I understand she still needs me, but I also know that she is blooming and becoming her own person.
In a flash, her height inches toward mine. She often jokes that she will tower over me in a few years. I know that is true, but that means I will no longer be able to carry her. Even now, I struggle to lift her off the ground and she says, “Momma, you cannot carry me anymore.” I insist and say, “No, I still can.” But she is right, the moment I hold her limbs, she is slipping down fast. The metaphor of that image does not escape me. A large part of me wants to keep holding on. There is a brief flicker of sadness as I realize that the passage of time keeps sending reminders that we are continually moving forward, despite our protests.
I sometimes tell her, “Don’t grow up too fast.” She laughs and responds, “I can’t be a baby forever, Momma.” We are years removed from those days.
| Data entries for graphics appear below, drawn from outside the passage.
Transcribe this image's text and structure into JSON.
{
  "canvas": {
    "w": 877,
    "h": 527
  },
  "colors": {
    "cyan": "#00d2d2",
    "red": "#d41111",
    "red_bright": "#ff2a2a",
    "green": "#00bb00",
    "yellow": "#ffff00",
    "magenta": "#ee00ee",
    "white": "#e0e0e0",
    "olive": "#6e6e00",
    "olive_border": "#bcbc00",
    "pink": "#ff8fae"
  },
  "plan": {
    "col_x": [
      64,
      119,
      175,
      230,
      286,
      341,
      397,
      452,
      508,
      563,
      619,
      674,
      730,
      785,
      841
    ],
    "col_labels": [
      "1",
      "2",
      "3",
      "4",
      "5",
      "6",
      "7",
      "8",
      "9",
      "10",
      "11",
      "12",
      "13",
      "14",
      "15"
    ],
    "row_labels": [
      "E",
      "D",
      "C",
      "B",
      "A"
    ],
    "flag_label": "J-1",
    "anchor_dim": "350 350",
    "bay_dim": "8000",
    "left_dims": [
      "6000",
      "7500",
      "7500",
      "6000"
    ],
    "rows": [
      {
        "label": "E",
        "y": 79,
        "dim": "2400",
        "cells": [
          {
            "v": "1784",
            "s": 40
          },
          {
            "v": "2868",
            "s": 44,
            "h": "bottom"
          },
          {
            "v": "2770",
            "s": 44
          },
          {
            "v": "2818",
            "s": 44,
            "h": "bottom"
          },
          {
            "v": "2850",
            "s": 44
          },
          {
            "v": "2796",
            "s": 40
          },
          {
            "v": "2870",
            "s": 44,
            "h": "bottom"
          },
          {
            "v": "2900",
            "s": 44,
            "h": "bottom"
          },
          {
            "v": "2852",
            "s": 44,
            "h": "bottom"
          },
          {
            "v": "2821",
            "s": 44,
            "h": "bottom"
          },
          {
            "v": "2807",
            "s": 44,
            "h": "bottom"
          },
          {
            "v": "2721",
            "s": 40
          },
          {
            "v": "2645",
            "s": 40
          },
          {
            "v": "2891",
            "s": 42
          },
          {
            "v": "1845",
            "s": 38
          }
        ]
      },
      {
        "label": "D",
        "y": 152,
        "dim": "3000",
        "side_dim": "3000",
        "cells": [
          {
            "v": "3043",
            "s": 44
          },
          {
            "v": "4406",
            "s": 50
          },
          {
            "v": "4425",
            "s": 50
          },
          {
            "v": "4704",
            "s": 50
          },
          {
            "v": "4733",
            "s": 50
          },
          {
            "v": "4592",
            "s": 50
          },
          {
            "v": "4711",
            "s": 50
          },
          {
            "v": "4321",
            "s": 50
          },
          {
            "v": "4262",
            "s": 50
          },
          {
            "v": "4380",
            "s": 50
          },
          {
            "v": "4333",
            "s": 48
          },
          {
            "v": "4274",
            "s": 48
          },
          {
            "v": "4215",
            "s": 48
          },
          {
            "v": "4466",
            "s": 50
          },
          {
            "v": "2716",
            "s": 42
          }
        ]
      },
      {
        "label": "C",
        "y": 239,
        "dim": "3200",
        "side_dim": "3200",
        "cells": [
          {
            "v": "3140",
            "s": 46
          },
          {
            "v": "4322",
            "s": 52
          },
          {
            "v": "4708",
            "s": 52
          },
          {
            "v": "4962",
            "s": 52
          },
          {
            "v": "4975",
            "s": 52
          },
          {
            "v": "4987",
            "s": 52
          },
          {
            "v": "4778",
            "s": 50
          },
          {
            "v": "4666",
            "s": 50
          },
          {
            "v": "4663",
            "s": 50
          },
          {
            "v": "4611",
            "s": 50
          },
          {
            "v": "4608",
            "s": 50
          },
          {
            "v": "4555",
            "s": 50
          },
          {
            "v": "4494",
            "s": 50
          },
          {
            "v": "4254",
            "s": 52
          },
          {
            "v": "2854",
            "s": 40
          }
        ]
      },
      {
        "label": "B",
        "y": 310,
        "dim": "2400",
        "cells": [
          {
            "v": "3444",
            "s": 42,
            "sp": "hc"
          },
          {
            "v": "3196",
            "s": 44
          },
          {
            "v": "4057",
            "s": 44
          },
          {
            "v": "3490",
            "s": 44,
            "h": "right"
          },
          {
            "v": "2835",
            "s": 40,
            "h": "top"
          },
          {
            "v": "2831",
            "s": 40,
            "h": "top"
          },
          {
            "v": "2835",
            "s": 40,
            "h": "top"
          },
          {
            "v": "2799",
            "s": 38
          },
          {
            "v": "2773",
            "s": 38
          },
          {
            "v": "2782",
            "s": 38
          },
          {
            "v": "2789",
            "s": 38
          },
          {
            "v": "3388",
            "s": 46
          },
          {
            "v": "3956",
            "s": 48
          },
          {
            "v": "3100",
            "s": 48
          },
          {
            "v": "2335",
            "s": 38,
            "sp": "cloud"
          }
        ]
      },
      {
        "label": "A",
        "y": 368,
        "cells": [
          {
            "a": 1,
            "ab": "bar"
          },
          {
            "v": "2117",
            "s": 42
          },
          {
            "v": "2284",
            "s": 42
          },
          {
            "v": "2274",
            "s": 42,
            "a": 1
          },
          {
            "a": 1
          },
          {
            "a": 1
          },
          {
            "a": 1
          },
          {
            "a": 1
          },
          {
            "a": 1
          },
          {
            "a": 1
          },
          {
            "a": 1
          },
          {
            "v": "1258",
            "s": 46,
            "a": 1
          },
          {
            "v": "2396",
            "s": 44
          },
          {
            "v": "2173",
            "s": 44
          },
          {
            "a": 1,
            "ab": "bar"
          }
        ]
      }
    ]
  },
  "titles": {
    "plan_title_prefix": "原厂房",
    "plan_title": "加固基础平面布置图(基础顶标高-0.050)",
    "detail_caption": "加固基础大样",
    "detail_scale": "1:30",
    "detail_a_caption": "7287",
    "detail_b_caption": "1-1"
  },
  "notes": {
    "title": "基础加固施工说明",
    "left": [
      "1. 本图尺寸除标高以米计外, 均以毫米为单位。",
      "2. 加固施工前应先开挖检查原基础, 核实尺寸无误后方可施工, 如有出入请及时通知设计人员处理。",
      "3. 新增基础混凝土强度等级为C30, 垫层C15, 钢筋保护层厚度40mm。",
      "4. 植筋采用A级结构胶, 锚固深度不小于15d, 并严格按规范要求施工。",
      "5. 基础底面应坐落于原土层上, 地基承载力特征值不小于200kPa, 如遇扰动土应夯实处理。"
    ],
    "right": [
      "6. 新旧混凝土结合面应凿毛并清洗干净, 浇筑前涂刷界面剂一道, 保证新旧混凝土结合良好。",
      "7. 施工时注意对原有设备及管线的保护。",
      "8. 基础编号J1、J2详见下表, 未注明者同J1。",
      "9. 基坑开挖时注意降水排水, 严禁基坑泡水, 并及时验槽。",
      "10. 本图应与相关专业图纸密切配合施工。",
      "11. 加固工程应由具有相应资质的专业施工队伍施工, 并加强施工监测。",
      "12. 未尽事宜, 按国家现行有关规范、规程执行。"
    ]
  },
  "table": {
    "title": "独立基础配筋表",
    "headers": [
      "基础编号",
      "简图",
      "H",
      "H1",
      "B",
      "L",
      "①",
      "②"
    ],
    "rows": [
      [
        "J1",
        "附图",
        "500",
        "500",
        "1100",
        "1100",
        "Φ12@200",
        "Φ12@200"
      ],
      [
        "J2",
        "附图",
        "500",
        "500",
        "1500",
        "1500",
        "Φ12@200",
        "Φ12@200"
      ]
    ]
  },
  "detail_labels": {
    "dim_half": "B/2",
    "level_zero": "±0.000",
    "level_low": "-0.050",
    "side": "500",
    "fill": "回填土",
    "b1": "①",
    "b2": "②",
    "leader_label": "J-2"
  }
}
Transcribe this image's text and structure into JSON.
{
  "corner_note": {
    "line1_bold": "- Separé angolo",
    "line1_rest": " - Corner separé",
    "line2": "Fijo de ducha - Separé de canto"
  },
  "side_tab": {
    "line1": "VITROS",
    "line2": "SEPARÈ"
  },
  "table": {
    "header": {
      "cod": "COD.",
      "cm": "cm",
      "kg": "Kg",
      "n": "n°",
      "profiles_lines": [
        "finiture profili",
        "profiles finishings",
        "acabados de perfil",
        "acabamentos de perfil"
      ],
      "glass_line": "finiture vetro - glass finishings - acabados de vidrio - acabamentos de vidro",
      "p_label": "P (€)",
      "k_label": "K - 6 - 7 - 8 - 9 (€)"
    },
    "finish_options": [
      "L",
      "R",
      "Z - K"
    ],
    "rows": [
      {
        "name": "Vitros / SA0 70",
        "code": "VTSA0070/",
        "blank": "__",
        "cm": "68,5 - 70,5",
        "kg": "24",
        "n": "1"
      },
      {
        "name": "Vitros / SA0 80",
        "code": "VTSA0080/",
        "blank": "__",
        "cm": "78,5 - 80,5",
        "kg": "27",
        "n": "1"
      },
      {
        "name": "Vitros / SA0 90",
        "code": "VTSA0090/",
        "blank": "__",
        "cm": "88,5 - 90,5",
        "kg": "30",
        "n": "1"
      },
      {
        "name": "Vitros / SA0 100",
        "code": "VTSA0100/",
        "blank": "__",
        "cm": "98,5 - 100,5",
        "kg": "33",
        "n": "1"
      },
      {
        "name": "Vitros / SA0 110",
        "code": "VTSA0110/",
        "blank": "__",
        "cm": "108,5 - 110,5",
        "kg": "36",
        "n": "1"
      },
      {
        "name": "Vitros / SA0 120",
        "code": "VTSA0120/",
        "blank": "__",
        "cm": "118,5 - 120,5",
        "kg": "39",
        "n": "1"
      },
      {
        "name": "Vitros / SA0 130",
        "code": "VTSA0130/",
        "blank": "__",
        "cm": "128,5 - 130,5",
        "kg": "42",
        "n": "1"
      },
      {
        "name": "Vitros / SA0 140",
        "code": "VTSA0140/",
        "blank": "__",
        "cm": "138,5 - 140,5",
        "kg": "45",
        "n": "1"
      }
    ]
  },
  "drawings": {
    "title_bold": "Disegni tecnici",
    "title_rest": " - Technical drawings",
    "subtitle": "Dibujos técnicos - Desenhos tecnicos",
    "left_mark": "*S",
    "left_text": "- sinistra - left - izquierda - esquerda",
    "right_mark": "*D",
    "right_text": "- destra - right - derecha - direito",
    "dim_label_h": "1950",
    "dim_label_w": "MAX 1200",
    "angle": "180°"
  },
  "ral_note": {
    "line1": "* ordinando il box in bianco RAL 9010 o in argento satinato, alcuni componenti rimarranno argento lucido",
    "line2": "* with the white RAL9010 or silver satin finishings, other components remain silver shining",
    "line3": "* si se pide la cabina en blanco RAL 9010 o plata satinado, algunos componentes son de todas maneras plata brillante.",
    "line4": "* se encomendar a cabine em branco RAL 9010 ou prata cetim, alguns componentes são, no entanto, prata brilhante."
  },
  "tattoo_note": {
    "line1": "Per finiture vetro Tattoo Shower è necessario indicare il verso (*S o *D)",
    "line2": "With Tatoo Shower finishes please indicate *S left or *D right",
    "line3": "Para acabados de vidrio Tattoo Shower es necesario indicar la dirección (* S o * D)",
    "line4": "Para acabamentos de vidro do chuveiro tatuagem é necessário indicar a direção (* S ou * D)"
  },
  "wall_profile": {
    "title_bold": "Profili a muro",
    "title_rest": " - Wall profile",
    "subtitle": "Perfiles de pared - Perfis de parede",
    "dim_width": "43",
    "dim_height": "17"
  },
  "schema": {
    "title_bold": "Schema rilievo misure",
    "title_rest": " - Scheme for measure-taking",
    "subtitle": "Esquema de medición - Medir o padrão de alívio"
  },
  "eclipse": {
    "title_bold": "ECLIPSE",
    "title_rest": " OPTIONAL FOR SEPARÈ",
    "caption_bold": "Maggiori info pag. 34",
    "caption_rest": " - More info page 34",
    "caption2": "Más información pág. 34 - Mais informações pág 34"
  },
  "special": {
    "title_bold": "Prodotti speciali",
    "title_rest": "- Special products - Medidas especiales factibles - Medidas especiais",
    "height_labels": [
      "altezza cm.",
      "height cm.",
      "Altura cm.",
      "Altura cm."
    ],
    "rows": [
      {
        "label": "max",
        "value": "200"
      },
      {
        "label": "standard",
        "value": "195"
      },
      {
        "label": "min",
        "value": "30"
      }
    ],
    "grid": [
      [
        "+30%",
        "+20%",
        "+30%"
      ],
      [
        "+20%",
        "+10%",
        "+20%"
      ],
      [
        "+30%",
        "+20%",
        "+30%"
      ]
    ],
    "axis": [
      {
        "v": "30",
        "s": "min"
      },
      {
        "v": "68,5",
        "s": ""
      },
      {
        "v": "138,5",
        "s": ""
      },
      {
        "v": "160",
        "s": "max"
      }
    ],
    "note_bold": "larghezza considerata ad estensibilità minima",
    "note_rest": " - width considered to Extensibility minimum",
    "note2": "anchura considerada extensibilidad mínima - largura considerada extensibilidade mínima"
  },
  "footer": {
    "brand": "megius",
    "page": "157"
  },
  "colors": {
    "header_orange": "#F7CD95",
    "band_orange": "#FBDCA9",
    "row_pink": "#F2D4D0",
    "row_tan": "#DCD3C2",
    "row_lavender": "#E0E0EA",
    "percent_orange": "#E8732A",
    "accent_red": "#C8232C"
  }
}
Diapers, bottles, and breastfeeding seem like a foreign language to me. I am immersed in a different world, where we have conversations about whether aliens are a myth and how peace is attained by gazing at nature. She’s no longer interested in doll houses, but her mind is captivated by rocks and minerals. Venturing into our yard she picks up random rocks and asks to split them open with a hammer. Yesterday she announced that obsidian is her favorite rock. Sometimes when I am not at my best she says, “Momma, just chill. It will be ok.” On a recent plane trip, when some turbulence rocked our plane, she consoled my fright by placing her hands on my back and telling me, “It will be ok, Momma. I promise.” Her sensitivity often brings her to tears, but it also creates her lean toward nurturing and kindness.
We talk about gratitude and how important it is to honor the people who you love in your life. I know she’s recently picked up a love of cursive handwriting and she often says she can never go back to print again because it is so “babyish.” I laugh as she hands me this little note.
In it I see my baby, but also my growing girl.